Why is the finitely generated submodule of a free module over a semihereditary ring projective? This is a question in Passman's "A Course in Ring Theory", and I'm struggling to prove it. I have an idea, which involves adapting some of his proofs for results on hereditary rings, but I'm not sure about it. His Lemma 6.2 states that if $\{V_\alpha:\alpha\in I\}$ is a family of right hereditary $R$ modules, and if $V=\bigoplus_{\alpha\in I}V_\alpha$ with $W$ a submodule of $V$, then $W\cong \bigoplus_{\alpha\in I}V_\alpha'$, with $V_\alpha '$ a submodule of $V_\alpha$. Using this lemma we can prove, if $R$ is hereditary, that every submodule of a free $R$ module is isomorphic to a direct sum of right ideals of $R$ (This is Theorem 6.3).
Now if I can show that Lemma 6.2 holds for a collection of semihereditary rather than hereditary rings, then I believe I can adapt the proof of Theorem 6.3 (which uses Lemma 6.2) to show that a finitely generated submodule of a free $R$ module must be isomorphic to a finitely generated right ideal of $R$, which will give us what we need.
Is there any problem with my proposed argument?

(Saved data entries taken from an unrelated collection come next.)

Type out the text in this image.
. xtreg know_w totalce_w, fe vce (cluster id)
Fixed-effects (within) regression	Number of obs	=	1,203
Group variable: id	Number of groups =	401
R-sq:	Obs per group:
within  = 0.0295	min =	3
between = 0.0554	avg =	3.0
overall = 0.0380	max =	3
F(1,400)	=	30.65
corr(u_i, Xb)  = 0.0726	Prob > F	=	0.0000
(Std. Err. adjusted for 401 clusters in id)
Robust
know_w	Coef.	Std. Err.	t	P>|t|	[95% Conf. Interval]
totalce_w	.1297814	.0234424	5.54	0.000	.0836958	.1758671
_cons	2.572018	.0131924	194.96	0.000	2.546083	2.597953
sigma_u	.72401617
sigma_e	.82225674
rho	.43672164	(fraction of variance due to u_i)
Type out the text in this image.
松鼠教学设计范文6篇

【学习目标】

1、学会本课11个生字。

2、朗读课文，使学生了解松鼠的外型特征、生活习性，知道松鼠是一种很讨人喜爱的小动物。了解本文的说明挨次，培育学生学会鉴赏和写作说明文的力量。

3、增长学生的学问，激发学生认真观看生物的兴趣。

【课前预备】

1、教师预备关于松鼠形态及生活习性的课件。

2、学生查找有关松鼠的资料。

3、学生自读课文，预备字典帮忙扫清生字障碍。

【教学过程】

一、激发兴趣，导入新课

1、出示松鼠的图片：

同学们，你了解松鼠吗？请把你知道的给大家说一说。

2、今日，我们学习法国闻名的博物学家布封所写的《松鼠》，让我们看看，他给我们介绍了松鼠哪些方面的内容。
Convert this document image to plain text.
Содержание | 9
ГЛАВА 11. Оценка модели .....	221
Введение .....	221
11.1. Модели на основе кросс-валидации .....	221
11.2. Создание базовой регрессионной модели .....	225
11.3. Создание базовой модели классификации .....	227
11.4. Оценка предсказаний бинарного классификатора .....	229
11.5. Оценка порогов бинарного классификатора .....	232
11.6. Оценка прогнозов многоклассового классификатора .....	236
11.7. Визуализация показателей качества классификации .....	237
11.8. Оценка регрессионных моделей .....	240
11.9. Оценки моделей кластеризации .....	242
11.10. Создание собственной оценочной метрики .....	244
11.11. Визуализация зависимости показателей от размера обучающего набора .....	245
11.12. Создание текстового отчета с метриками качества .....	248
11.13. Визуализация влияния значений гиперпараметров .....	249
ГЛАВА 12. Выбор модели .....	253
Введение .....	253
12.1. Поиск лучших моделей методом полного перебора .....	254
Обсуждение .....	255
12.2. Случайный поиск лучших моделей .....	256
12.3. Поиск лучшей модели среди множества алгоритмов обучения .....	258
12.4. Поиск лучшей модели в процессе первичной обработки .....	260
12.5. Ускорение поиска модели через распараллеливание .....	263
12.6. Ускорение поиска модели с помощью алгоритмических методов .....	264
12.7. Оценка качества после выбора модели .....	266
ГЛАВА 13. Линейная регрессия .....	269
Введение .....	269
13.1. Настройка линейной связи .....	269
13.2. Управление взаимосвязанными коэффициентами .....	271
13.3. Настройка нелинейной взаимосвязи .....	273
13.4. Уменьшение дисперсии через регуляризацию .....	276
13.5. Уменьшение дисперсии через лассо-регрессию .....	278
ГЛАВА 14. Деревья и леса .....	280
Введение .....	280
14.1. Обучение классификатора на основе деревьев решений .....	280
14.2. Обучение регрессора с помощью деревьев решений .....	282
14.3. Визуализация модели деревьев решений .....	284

My main problem is that I am unsure whether my proposed alteration to Lemma 6.2 is correct. If you know of a more elegant solution, please let me know as I'd be interested to see it.
References:
Donald Passman. A Course in Ring Theory. Wadsworth and Brooks/Cole, 1st edition, 1991.
 A: So the argument is more or less done if you can show that if $R$ is a (left) semihereditary ring, then every f.g. submodule of a free $R$-module is a direct sum of finitely many finitely generated (left) ideals. 

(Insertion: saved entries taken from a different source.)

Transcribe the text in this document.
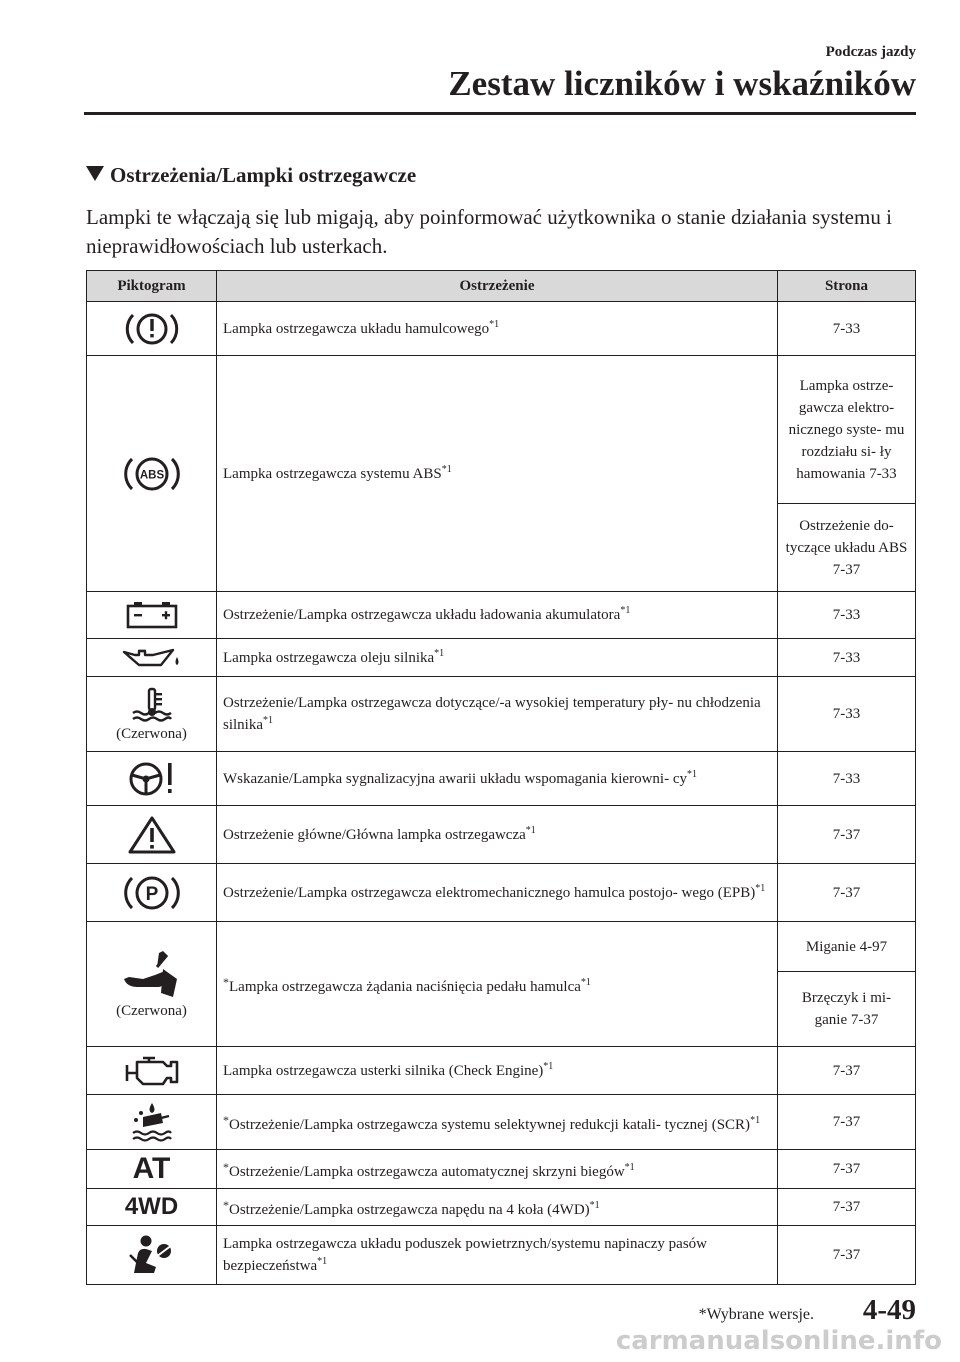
Podczas jazdy
Zestaw liczników i wskaźników
Ostrzeżenia/Lampki ostrzegawcze
Lampki te włączają się lub migają, aby poinformować użytkownika o stanie działania systemu i nieprawidłowościach lub usterkach.
Piktogram	Ostrzeżenie	Strona

	Lampka ostrzegawcza układu hamulcowego$^{*1}$	7-33

ABS	Lampka ostrzegawcza systemu ABS$^{*1}$	Lampka ostrze- gawcza elektro- nicznego syste- mu rozdziału si- ły hamowania 7-33
		Ostrzeżenie do- tyczące układu ABS 7-37

	Ostrzeżenie/Lampka ostrzegawcza układu ładowania akumulatora$^{*1}$	7-33

	Lampka ostrzegawcza oleju silnika$^{*1}$	7-33

(Czerwona)	Ostrzeżenie/Lampka ostrzegawcza dotyczące/-a wysokiej temperatury pły- nu chłodzenia silnika$^{*1}$	7-33

	Wskazanie/Lampka sygnalizacyjna awarii układu wspomagania kierowni- $cy^{*1}$	7-33

	Ostrzeżenie główne/Główna lampka ostrzegawcza$^{*1}$	7-37

P	Ostrzeżenie/Lampka ostrzegawcza elektromechanicznego hamulca postojo- wego (EPB)$^{*1}$	7-37

(Czerwona)	*Lampka ostrzegawcza żądania naciśnięcia pedału hamulca$^{*1}$	Miganie 4-97
		Brzęczyk i mi- ganie 7-37

	Lampka ostrzegawcza usterki silnika (Check Engine)$^{*1}$	7-37

	*Ostrzeżenie/Lampka ostrzegawcza systemu selektywnej redukcji katali- tycznej (SCR)$^{*1}$	7-37
AT	*Ostrzeżenie/Lampka ostrzegawcza automatycznej skrzyni biegów$^{*1}$	7-37
4WD	*Ostrzeżenie/Lampka ostrzegawcza napędu na 4 koła $(4WD)^{*1}$	7-37

	Lampka ostrzegawcza układu poduszek powietrznych/systemu napinaczy pasów bezpieczeństwa$^{*1}$	7-37
*Wybrane wersje. 4-49
carmanualsonline.info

First, reduce to the case where the free module is actually finitely generated. Let $F$ be a free $R$-module, with basis $\{x_i\}_{i\in I}$, possibly infinite. Let $A=\langle a_1,\dots,a_m\rangle$ be a f.g. submodule of $F$. Each $a_i$ has finite support, that is, it has only finitely many nonzero coefficients when written in terms of the basis $\{x_i\}$. Let $X$ be the set of $x_i$ which are used with nonzero coefficient when writing the $a_1,\dots,a_m$. Then $A\subseteq\langle X\rangle$, and $X$ is free and finitely generated. So without loss of generality, we can assume $F$ is finitely generated, say with basis $\{x_1,\dots,x_n\}$. 
Now induct on $n$ to see that $A$ is a direct sum of f.g. ideals. If $n=1$, this is clear. Otherwise, let $B=Rx_1\oplus\cdots\oplus Rx_{n-1}$. Then every $a\in A$ has a unique expression $a=b+rx_n$ for some $b\in B$. Define a projection map onto the last coordinate based on this expression
$$
\pi\colon A\to R:a\mapsto r.
$$
Then $\operatorname{im}(\pi)$ is an ideal in $R$, and it is f.g. since $A$ is f.g. Explicitly, if $a\in A$, then $a=c_1a_1+\cdots c_ma_m$, for some $c_i\in R$. But since $a_i=b_i+r_ix_n$ for unique $b_i,r_i$, we see $a\in B+(c_1r_1+\cdots+c_mr_m)x_n$, so $\pi(a)=c_1r_1+\cdots+c_mr_m$. 
Since $R$ is semihereditary, $\operatorname{im}(\pi)$ is projective. There is then an exact sequence
$$
0\to B\cap A\hookrightarrow A\to\operatorname{im}(\pi)\to 0,
$$
which splits as $A\simeq (B\cap A)\oplus\operatorname{im}(\pi)$. By induction, since $B\cap A$ is a f.g. submodule of a free module of lesser dimension, it is a direct sum of finitely many finitely generated ideals, and thus so is $A$. 
Each of these finitely generated ideals is projective, hence $A$ is projective as well as a direct sum of projectives.